After the Nazis occupied Poland, they’d built an enormous death factory at Treblinka. They’d been building an even bigger one outside Oswiecim-Auschwitz, they’d called it in German-when the Lizards came. Mordechai Anielewicz had longed for revenge against the tormentors of the Jews for a generation. Now he had it. And now, having it, he discovered the folly of such wishes.
He could go anywhere he chose in the much-reduced Greater German Reich. As a leader among the Polish Jews who’d fought side by side with the Lizards against the Nazis in two wars now-and as a man who’d made sure his friends among the Lizards helped all they could-he had the backing of the Race. Before entering Germany, he’d got a document from the Race’s authorities in Poland authorizing him to call on the males occupying the Reich for assistance. He also had documents in German, to overawe burgomeisters and other functionaries.
What hadn’t occurred to him was how few German functionaries were left to overawe. The Lizards had done a truly astonishing job of pounding flat the part of Germany just west of Poland. He’d known that in the abstract. The Wehrmacht’s assault on Poland had petered out not least because the Germans couldn’t keep their invading army supplied. As he entered Germany, he saw exactly what that pounding had done.
Kreuz, where Mordechai entered the Reich, had taken an explosive-metal bomb. The center of the city had simply ceased to be, except for one church spire and most of a factory chimney, which still reached toward the heavens like the skeletal fingers of a dead man. Fused, shiny glass gradually gave way to rubble outside the center of town.
This is what the Nazis did to Lodz, Anielewicz thought. This is what they did to Warsaw, and to as many other cities as they could hit. But they’d taken worse than they’d given: that was dreadfully clear. He asked a Lizard officer, “How many Deutsch cities did the Race bomb with explosive-metal weapons?”

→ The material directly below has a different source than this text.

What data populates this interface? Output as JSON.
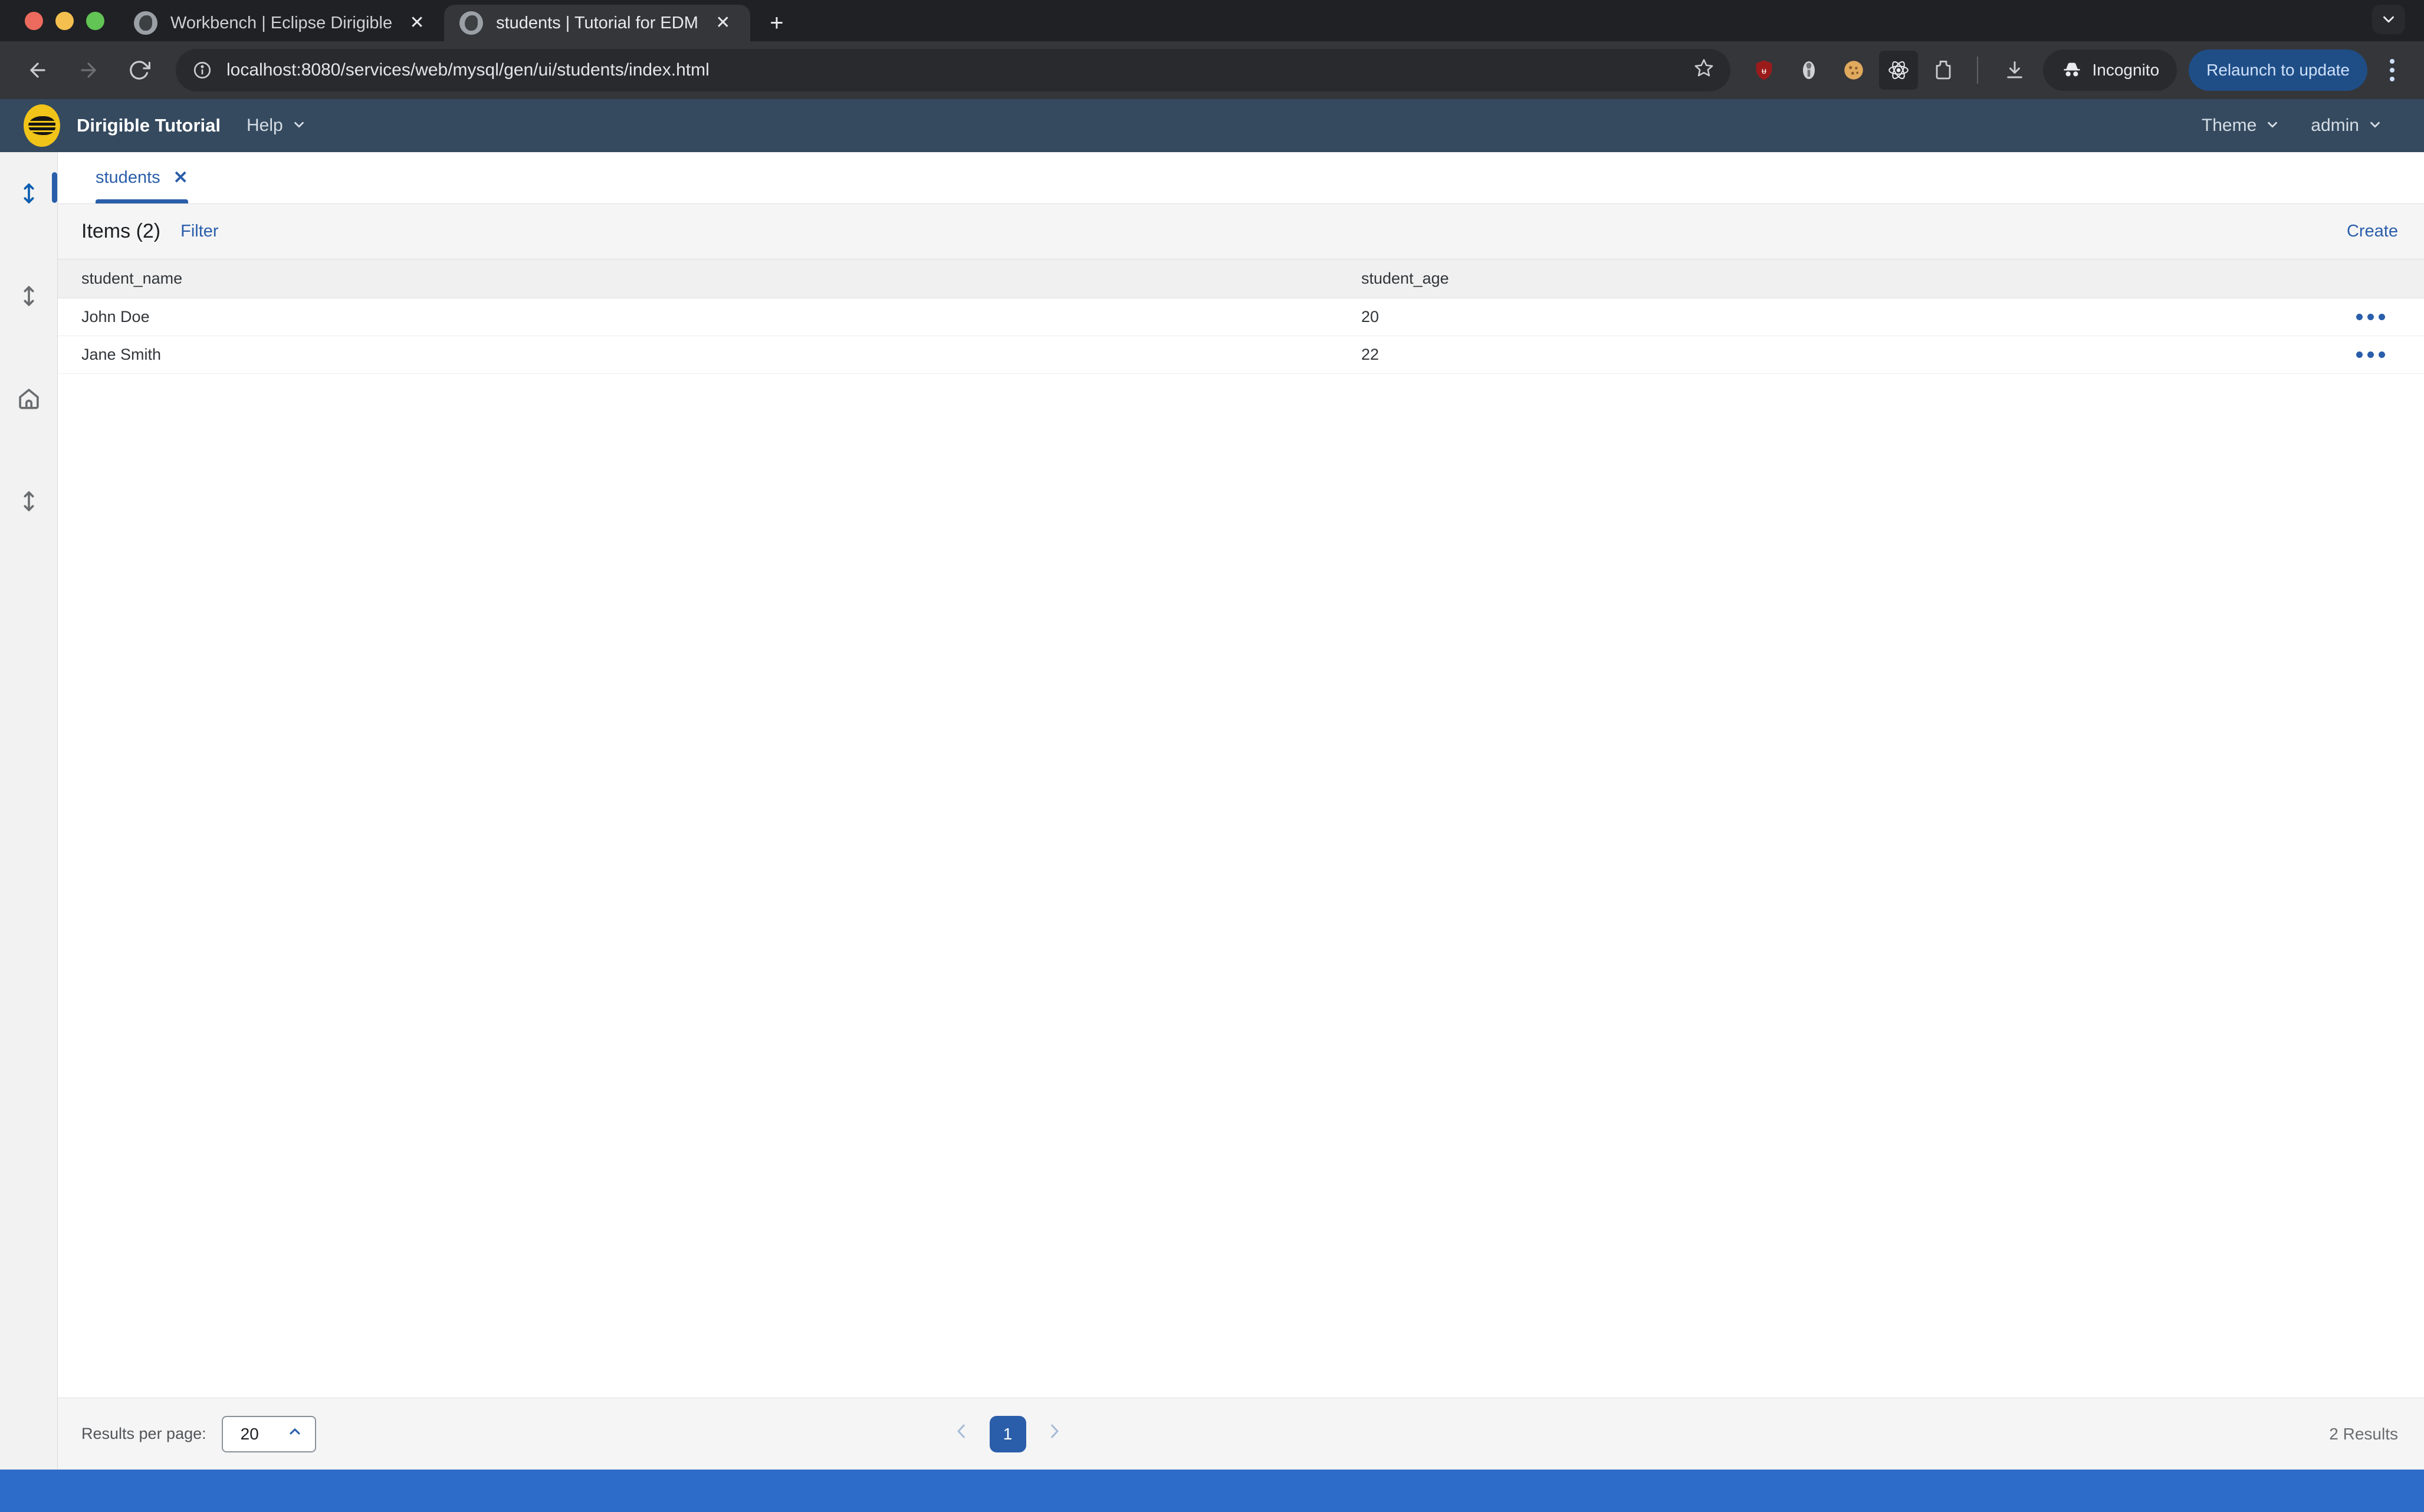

“I do not know, not precisely,” the male answered. “Many tens of them, without a doubt. Hundreds, very possibly. The Deutsche were stubborn. They should have yielded long before they did. They had no hope of defeating us, and merely inflicted more suffering on their own population by refusing to give up the futile fight.”

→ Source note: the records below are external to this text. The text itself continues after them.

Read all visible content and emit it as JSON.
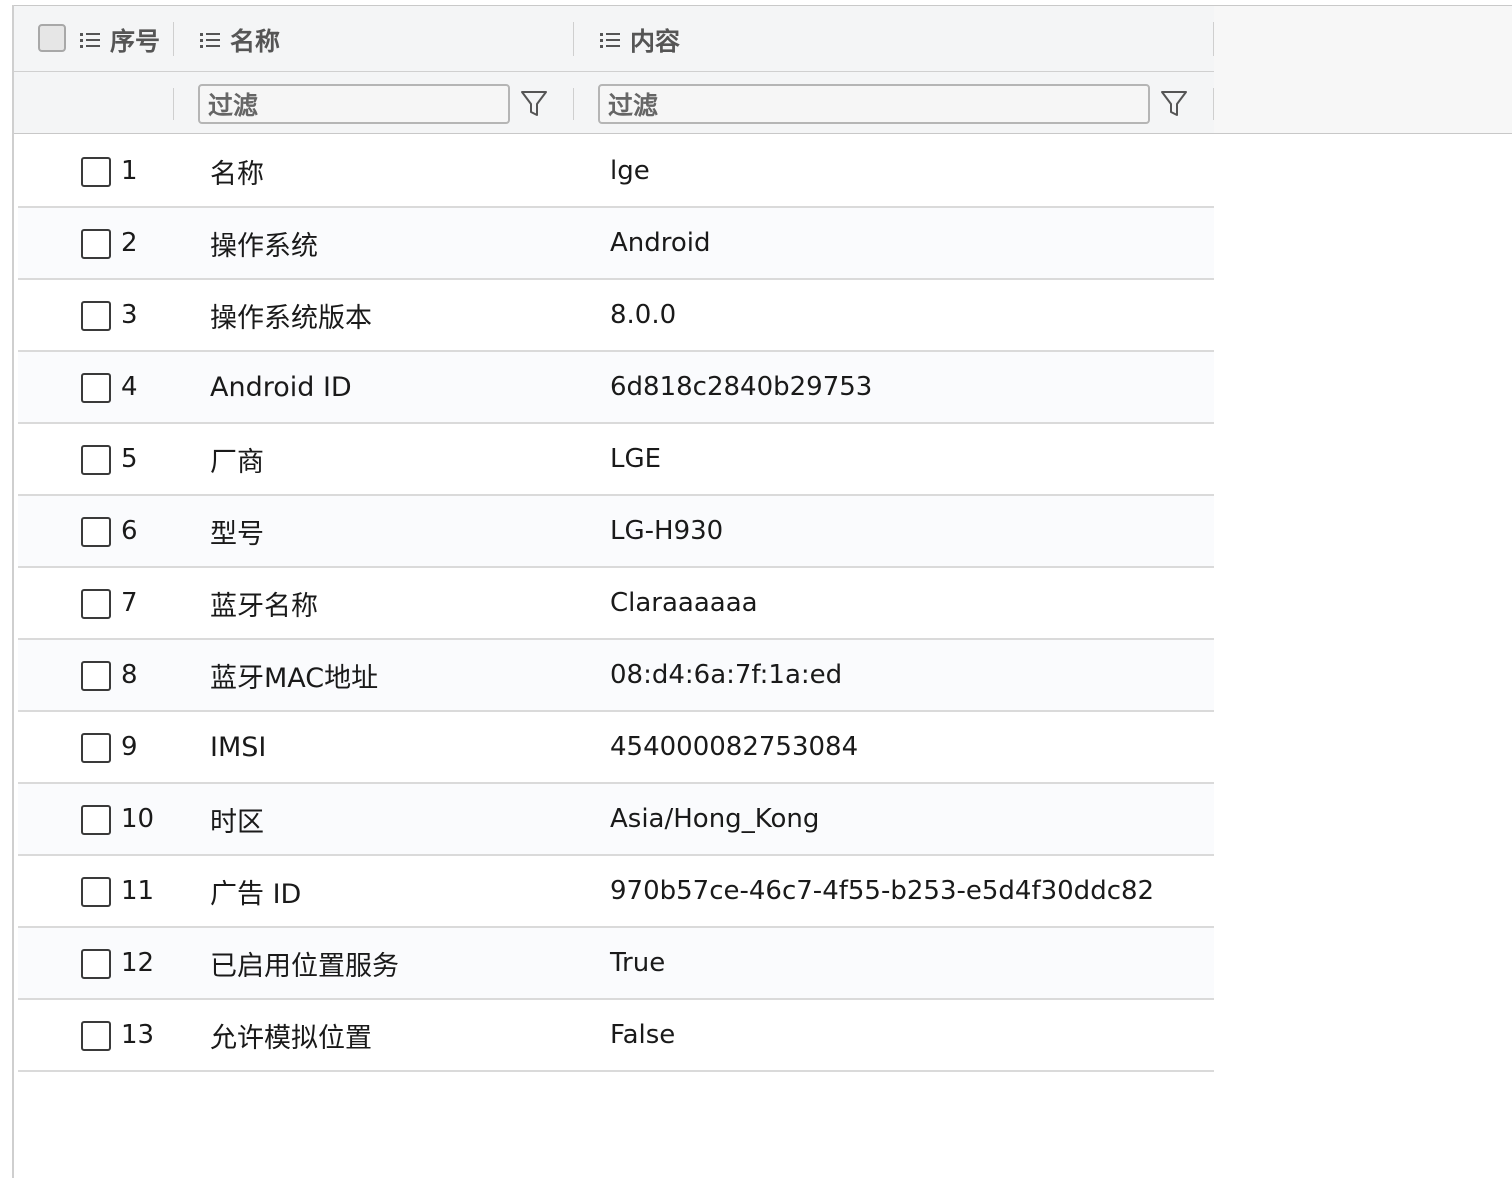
{
  "table": {
    "columns": {
      "index": "序号",
      "name": "名称",
      "content": "内容"
    },
    "filters": {
      "name_placeholder": "过滤",
      "content_placeholder": "过滤"
    },
    "rows": [
      {
        "index": "1",
        "name": "名称",
        "content": "lge",
        "checked": false
      },
      {
        "index": "2",
        "name": "操作系统",
        "content": "Android",
        "checked": false
      },
      {
        "index": "3",
        "name": "操作系统版本",
        "content": "8.0.0",
        "checked": false
      },
      {
        "index": "4",
        "name": "Android ID",
        "content": "6d818c2840b29753",
        "checked": false
      },
      {
        "index": "5",
        "name": "厂商",
        "content": "LGE",
        "checked": false
      },
      {
        "index": "6",
        "name": "型号",
        "content": "LG-H930",
        "checked": false
      },
      {
        "index": "7",
        "name": "蓝牙名称",
        "content": "Claraaaaaa",
        "checked": false
      },
      {
        "index": "8",
        "name": "蓝牙MAC地址",
        "content": "08:d4:6a:7f:1a:ed",
        "checked": false
      },
      {
        "index": "9",
        "name": "IMSI",
        "content": "454000082753084",
        "checked": false
      },
      {
        "index": "10",
        "name": "时区",
        "content": "Asia/Hong_Kong",
        "checked": false
      },
      {
        "index": "11",
        "name": "广告 ID",
        "content": "970b57ce-46c7-4f55-b253-e5d4f30ddc82",
        "checked": false
      },
      {
        "index": "12",
        "name": "已启用位置服务",
        "content": "True",
        "checked": false
      },
      {
        "index": "13",
        "name": "允许模拟位置",
        "content": "False",
        "checked": false
      }
    ]
  }
}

Many tens. Hundreds, very possibly. The answer was horrifying enough to Mordechai when he first heard it. It became far more so when he got to the makeshift hospital on the far side of what had been Kreuz. Tents and shacks housed people maimed or blinded or horribly burned by the explosive-metal bomb. The handful of doctors and nurses and civilian volunteers were desperately overworked and had next to nothing with which to treat their patients.